IRS tax return scams are nothing new. While there’s been a small decrease in the number of fraud investigations launched by the IRS in 2017 compared to earlier years, they remain an annoying issue for taxpayers every March and April. Scammer will pose as another person, file taxes on their behalf, and claim their tax refund. They will often phish unsuspecting consumers by phone or email. This tricks them into revealing personal information so they can impersonate them. Remember, the IRS does not notify people by phone, so if you get a call claiming to be from an angry IRS rep, it’s a fake. But, as annoying as these scams can be, they aren’t the most worrisome issue facing taxpayers.
A more serious problem in 2018 is that hackers may already have bought or stolen your Social Security Number (SSN) from one of the many data breaches over the past few years. There have been enough major data breaches like Yahoo and Equifax that involves SSNs that they should no longer be considered secure. Criminals can buy and sell personal info on the Dark Web, and data dumps from old hacks are often released for free or for extremely cheap after enough time has passed. This means that the SSNs from a single data breach can spread far and wide on the underground internet and could be in the hands of many different malicious actors.

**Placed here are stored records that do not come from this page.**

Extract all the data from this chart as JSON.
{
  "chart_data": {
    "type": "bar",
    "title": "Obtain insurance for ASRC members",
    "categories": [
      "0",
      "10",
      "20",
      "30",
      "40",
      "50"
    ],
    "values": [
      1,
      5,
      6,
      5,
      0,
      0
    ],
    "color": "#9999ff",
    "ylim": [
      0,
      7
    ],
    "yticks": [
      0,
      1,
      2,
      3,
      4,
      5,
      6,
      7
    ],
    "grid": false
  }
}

The IRS has begun to address this problem. They offer a six-digit number called an IP PIN to select taxpayers who are at risk of their SSN being misused. This number replaces that taxpayer’s SSN when confirming their identity and can be used even if their SSN is compromised. If you have the option of signing up for one, we highly recommend doing it. This is a good short-term solution and hopefully it will be expanded.

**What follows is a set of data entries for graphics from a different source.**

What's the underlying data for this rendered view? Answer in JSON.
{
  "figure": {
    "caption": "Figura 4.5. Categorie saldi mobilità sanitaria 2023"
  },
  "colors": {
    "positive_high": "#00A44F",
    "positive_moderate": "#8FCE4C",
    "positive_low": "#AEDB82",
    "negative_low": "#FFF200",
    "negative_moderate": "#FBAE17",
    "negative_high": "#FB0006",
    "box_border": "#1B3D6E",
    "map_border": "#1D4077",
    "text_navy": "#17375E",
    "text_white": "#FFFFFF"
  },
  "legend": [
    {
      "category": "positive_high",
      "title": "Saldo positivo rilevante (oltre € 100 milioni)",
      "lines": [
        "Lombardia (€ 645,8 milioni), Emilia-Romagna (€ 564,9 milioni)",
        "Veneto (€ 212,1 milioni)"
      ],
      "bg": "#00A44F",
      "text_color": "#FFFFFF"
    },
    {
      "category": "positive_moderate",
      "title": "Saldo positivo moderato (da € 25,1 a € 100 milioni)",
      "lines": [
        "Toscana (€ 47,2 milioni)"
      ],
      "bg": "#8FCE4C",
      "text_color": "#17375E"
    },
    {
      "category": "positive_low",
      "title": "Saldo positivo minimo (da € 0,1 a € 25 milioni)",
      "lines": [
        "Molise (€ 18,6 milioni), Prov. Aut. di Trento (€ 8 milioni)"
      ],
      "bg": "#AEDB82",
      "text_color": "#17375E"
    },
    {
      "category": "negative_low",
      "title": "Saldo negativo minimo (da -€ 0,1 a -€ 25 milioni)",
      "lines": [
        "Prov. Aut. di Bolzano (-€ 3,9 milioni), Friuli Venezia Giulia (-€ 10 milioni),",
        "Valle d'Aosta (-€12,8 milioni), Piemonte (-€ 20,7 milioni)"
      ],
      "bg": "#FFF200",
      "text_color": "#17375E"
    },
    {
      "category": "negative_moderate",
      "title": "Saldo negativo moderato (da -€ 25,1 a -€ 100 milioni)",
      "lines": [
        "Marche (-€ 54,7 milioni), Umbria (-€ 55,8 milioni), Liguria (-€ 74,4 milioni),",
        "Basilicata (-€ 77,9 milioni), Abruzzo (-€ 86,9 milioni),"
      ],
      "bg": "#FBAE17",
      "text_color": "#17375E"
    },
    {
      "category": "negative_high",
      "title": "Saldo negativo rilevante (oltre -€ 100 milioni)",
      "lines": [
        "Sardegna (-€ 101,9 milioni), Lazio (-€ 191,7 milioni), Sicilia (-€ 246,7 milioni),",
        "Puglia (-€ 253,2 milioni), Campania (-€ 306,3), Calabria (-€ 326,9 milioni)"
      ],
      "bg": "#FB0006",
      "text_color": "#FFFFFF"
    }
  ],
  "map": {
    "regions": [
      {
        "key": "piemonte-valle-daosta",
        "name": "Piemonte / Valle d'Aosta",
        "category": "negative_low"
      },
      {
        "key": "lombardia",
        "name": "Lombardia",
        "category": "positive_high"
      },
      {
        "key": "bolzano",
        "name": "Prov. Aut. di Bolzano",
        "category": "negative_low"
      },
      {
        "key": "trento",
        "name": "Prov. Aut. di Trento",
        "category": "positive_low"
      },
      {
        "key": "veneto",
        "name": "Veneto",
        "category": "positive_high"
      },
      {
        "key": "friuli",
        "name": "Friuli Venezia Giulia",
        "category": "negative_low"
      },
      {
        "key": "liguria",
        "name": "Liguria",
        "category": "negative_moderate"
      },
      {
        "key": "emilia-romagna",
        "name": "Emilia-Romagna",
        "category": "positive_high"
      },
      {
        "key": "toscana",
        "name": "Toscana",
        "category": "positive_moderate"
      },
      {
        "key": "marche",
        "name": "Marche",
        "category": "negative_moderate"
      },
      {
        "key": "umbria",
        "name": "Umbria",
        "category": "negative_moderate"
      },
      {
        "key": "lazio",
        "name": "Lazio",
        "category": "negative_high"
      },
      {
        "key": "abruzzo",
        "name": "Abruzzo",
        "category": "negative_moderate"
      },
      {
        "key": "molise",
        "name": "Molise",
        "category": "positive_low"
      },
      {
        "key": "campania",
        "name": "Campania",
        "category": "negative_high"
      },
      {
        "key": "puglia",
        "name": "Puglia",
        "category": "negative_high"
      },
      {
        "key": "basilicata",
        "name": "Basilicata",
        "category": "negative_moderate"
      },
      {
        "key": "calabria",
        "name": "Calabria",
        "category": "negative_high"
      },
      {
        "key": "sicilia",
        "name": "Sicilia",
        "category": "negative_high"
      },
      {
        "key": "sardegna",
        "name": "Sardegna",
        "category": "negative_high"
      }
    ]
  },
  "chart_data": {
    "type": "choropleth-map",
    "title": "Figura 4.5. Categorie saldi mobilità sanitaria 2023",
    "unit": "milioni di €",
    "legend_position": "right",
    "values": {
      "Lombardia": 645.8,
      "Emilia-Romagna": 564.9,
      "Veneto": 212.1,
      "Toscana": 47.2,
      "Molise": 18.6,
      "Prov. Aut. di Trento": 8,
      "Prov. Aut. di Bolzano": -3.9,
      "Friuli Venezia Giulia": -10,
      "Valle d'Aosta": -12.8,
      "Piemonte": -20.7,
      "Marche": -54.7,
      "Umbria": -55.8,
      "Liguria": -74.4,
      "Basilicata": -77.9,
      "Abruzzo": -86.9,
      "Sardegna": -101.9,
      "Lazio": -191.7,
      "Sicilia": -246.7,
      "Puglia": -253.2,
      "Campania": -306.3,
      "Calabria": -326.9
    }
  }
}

But in the long term, the United States needs a replacement for the SSN. This replacement ID should include digital certificates. The phrase “national ID” might sound unsettling, but the reality is that a simple number is too basic of an identification method in a digital world. Estonia has a digital identity system and other countries like Singapore are moving in that direction. The only way to permanently solve the problem of tax return fraud (and other issues around stolen identities) is to use a more secure method of identification than SSNs.